Patrick shoved his head against his dad’s thighs. Not again. They had such loud voices, and with their big bellies and big hands they made the house seem so small. If it hadn’t been snowing he’d have been in the treehouse looking over the lake. He was just like mom, or so dad said. Shy, bookish. Patrick wasn’t sure that he was, he just didn’t like his uncles always shouting and arguing and getting red in the face as the evening progressed.

“Hey!” Uncle Roddy said. “It’s gone. How did you do that?”

He bent over and peered into the drawer, feeling inside it with his big hands. Patrick’s dad intervened when Roddy threatened to yank the drawer from the casing.

“Hey, hey, careful, it’s an heirloom.”

“Doesn’t mean it’s yours,” Uncle Roddy bit back. “You live here coz you’re the eldest, but it’s our house, too.”

Uncle Joe intervened, as he always did. His father and uncles withdrew to the den to drink some more.
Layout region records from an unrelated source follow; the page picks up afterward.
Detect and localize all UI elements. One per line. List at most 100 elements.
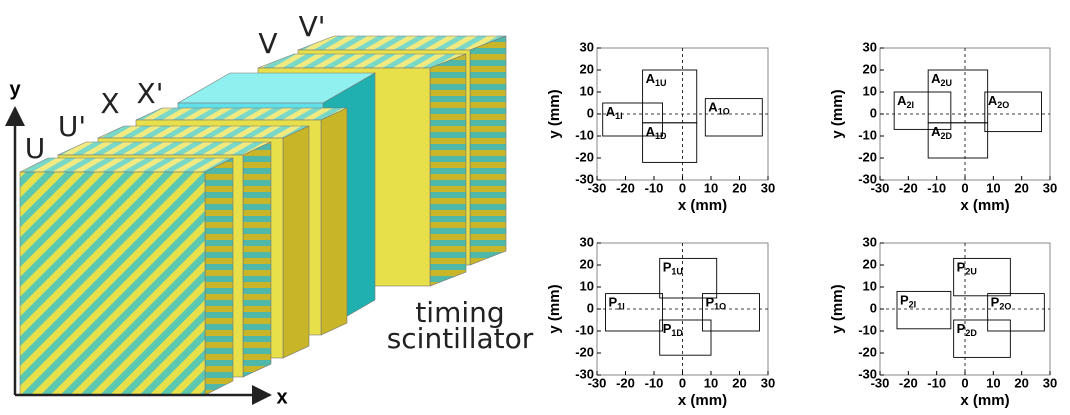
spot-label-base: A — [988, 93, 998, 108]
x-tick-label: 20 — [732, 180, 746, 195]
slab — [19, 157, 234, 396]
slab-top — [135, 107, 348, 121]
spot-label-base: A — [646, 71, 656, 86]
spot-label: A1D — [646, 124, 667, 141]
y-tick-label: -30 — [858, 171, 877, 186]
spot-label-base: P — [991, 295, 1000, 310]
beam-spot — [702, 293, 760, 332]
y-tick-label: 0 — [587, 105, 594, 120]
spot-label-base: P — [663, 321, 672, 336]
y-tick-label: 20 — [580, 256, 594, 271]
spot-label-sub: 2U — [965, 267, 977, 277]
scintillator-label: timing — [415, 296, 504, 329]
beam-spot — [605, 293, 663, 332]
plot-panel: -30 -20 -10 0 10 20 30 -30 -20 -10 0 10 20 30 x (mm) y … — [829, 39, 1057, 214]
y-tick-label: 20 — [863, 256, 877, 271]
x-tick-label: -20 — [616, 375, 635, 390]
y-tick-label: -20 — [575, 149, 594, 164]
slab-front — [19, 171, 206, 396]
x-tick-label: 20 — [1014, 180, 1028, 195]
plot-panel: -30 -20 -10 0 10 20 30 -30 -20 -10 0 10 20 30 x (mm) y … — [829, 234, 1057, 409]
beam-spot — [704, 98, 763, 137]
spot-label-base: A — [606, 104, 616, 119]
y-tick-label: -20 — [575, 344, 594, 359]
spot-label-sub: 1O — [718, 107, 730, 117]
spot-label-base: A — [708, 100, 718, 115]
y-tick-label: 20 — [863, 61, 877, 76]
plane-label: U — [25, 132, 46, 165]
spot-label-base: A — [931, 71, 941, 86]
x-tick-label: 30 — [761, 180, 775, 195]
y-tick-label: -20 — [858, 149, 877, 164]
slab-top — [97, 125, 310, 139]
y-tick-label: 30 — [863, 234, 877, 249]
spot-label: P1O — [705, 295, 726, 312]
beam-spot — [642, 122, 698, 163]
spot-label: P2O — [991, 295, 1012, 312]
y-tick-label: -10 — [575, 127, 594, 142]
y-tick-label: 0 — [870, 300, 877, 315]
x-axis-title: x (mm) — [960, 197, 1009, 214]
plane-label: X — [100, 87, 119, 120]
spot-label-sub: 2D — [941, 131, 953, 141]
spot-label-sub: 2O — [997, 100, 1009, 110]
spot-label-base: P — [957, 260, 966, 275]
x-tick-label: -20 — [616, 180, 635, 195]
spot-label-sub: 2O — [999, 302, 1011, 312]
spot-label-base: P — [900, 293, 909, 308]
plane-label: V — [258, 27, 277, 60]
x-tick-label: -10 — [927, 375, 946, 390]
x-tick-label: 0 — [679, 180, 686, 195]
beam-spot — [953, 319, 1011, 358]
beam-spot — [987, 293, 1045, 332]
spot-label: P1U — [663, 260, 683, 277]
spot-label: A2U — [931, 71, 952, 88]
spot-label: P1D — [663, 321, 684, 338]
beam-spot — [984, 91, 1042, 133]
y-tick-label: 20 — [580, 61, 594, 76]
x-tick-label: 30 — [1043, 375, 1057, 390]
y-tick-label: -10 — [575, 322, 594, 337]
beam-spot — [659, 319, 712, 356]
x-tick-label: -30 — [871, 180, 890, 195]
plane-label: U' — [58, 110, 86, 143]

An heirloom. What did that mean? It was a shiny table from a kind of whirly wood. You couldn’t play on it because there were no chairs allowed in the hall and anyway it was tiny. Grown-ups used it to put keys on or mail. But it did kind of get in the way of using the black-and-white tiles in the hallway for sliding. So all in all Patrick didn’t think it was a very good piece of furniture. Maybe heirloom meant “kind of useless.”

Patrick stood on tiptoes to check if Uncle Rod had been right. Yep, Leatherhead was gone. He opened the right drawer to check if the figurine was in there. All he found was a funny thing, like a tiny flat walkie-talkie. Only it was a gross, girly pink. And nothing happened if you pressed the buttons. He put it back. The right drawer only ever produced stuff like that, shiny, pretty, but pointless. If you put it back in, it disappeared.

His eyes prickled. Maybe he shouldn’t have given Leatherhead away. He’d just wanted the uncles to stop wrangling. Mom was in the kitchen, grousing about making lunch for so many people. Better not to disturb her.

He went to his room to cuddle up with Leonardo and Donatello.

*

When the last uncle had left, back to their normal lives, Patrick could breathe again. He climbed on the deep sills of the garden-side windows and closed the curtains behind him. It was dark outside, so he couldn’t see anything, but it was safe and silent. No uncles to punch his arm or rough up his hair. The look on his dad’s face meant he had to pretend to like that stuff, and that was the worst.

Mom yelled that dinner was ready. It would be warmed-up macaroni and cheese, his favorite. Dad took his plate outside to do some banging and swearing in the shed. He hung out with his brothers for the holiday duration and then he got mad he hadn’t gotten around to fixing anything in grandpa’s old workshop.

Patrick had proposed not inviting the uncles, but although mom had smiled at him, she’d also said they couldn’t do that. “It’s their house as much as ours, hon. We should be happy we get to live in it all the time.”

Dad returned and played with the side table some more. Patrick didn’t join him because he was tired of watching things disappear.

He slid off his chair to get in some reading time upstairs before Mom would make him turn off the light. Dad didn’t want him to read during the day either, he should play outside like a little man.